To effect the repair of a table called TABA do the following:
- Disable any triggers on the table.
- Disable any constraints on the table.
- Do “CREATE TABLE TABA_TEMP AS SELECT * FROM TABA WHERE ROWID IN (SELECT HEAD_ROWID FROM CHAINED_ROWS);” to copy the chained rows to a holding table.
- Do “DELETE FROM TABA WHERE ROWID IN (SELECT HEAD_ROWID FROM CHAINED_ROWS);” to delete the chained rows.
- Then do “INSERT INTO TABA SELECT * FROM TABA_TEMP” to reinsert the rows as new rows in the table.

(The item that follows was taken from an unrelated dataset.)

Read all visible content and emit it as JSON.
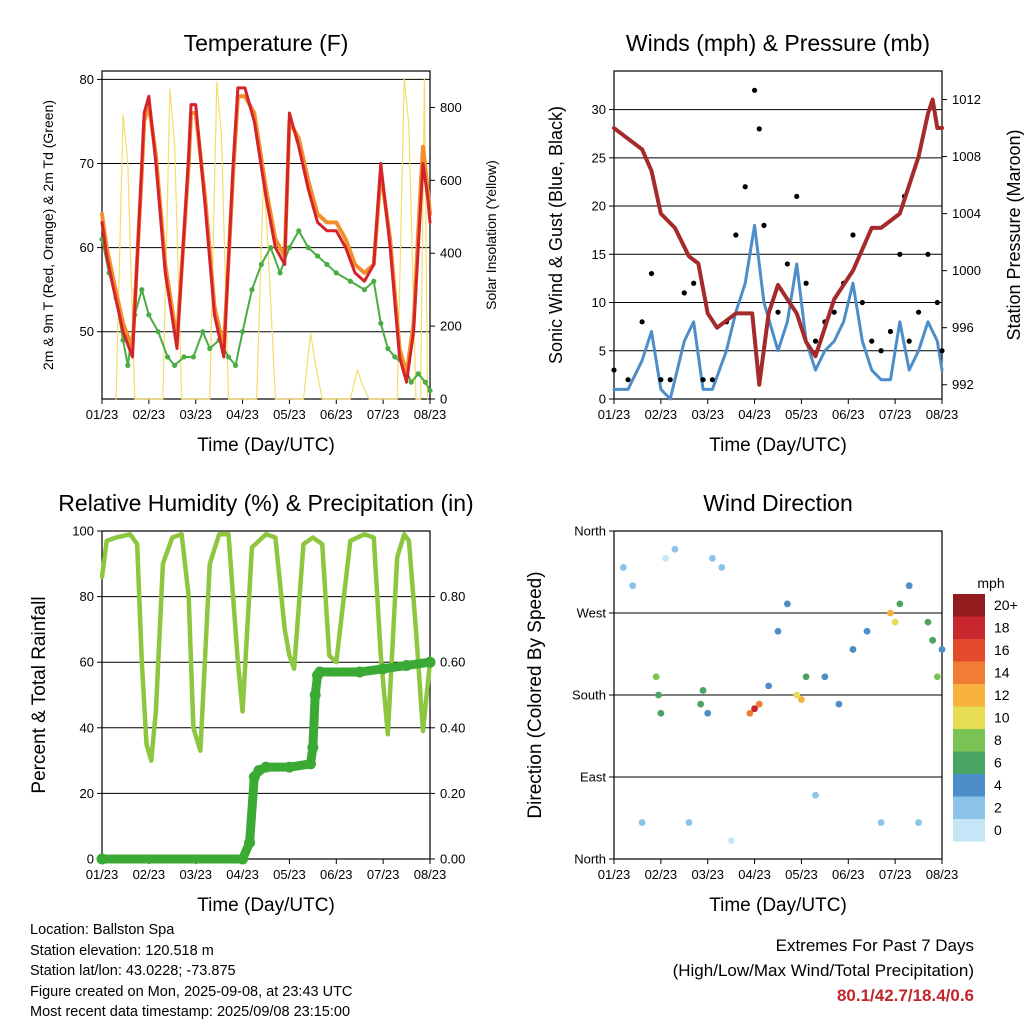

As they are new they will be handled as any other rows are upon insert and the chained rows caused by the migration process listed above will now no longer be chained.
- Delete the holding table
- Re-enable the constrains if any exist
- Re-enable the triggers if any exist.
To determine if IOTs have chained rows due to row pieces that are in an IOT overflow segment one may look at the DBA_TABLES.CHAIN_CNT column but only if you use the ANALYZE command for statistics. Since best practice is to use DBMS_STATS, the solution is as follows:
- Run the $ORACLE_HOME/rdbms/admin/utlchn1.sql script. This script differs from the ultchain.sql script by creating a CHAINED_ROWS table with a UROWID data type instead of a ROWID data type in the HEAD_ROWID column to support the universal rowid format used for IOT chaining and IOT secondary indexes.
- Then do an “ANALYZE TABLE xxx LIST CHAINED ROWS” as described earlier.
- Then do a “SELECT * FROM CHAINED_ROWS“.
An alternative is to:
- Use the “DBMS_IOT.BUILD_CHAIN_ROWS_TABLE“ procedure
- Do the “ANALYZE TABLE xxx LIST CHAINED ROWS INTO IOT_CHAINED_ROWS;“
- Then do a “SELECT * FROM IOT_CHAINED_ROWS“.
Regarding tables with LOB columns, one may examine the LOB properties from DBA_LOBS or DBA_PART_LOBS using the IN_ROW column. Out of line LOBS always require visits to extra blocks which may cause more I/O and more latching. For LOBS that enable storage in row more I/O and latching may still occur. For example if the lob cells are large but stay in the block, then fewer rows will fit in the block and a random set of row accesses may require more block visits than would occur if the lobs were out of line. This is especially so if the application does not always access the lob column(s). This is why one may disable the storage in row even if the lobs are not that big. But rows in such tables are not flagged as “chained” even though they may have data in more than one block and in fact in more than one segment.
To sumarise what DBAs may do regarding performance, “Migrated” rows may be repaired, and one may control LOB overheads to some degree by enabling or disabling storage in row to suit access patterns, but to do all this requires that one know the data and be familiar with the applications to some extent.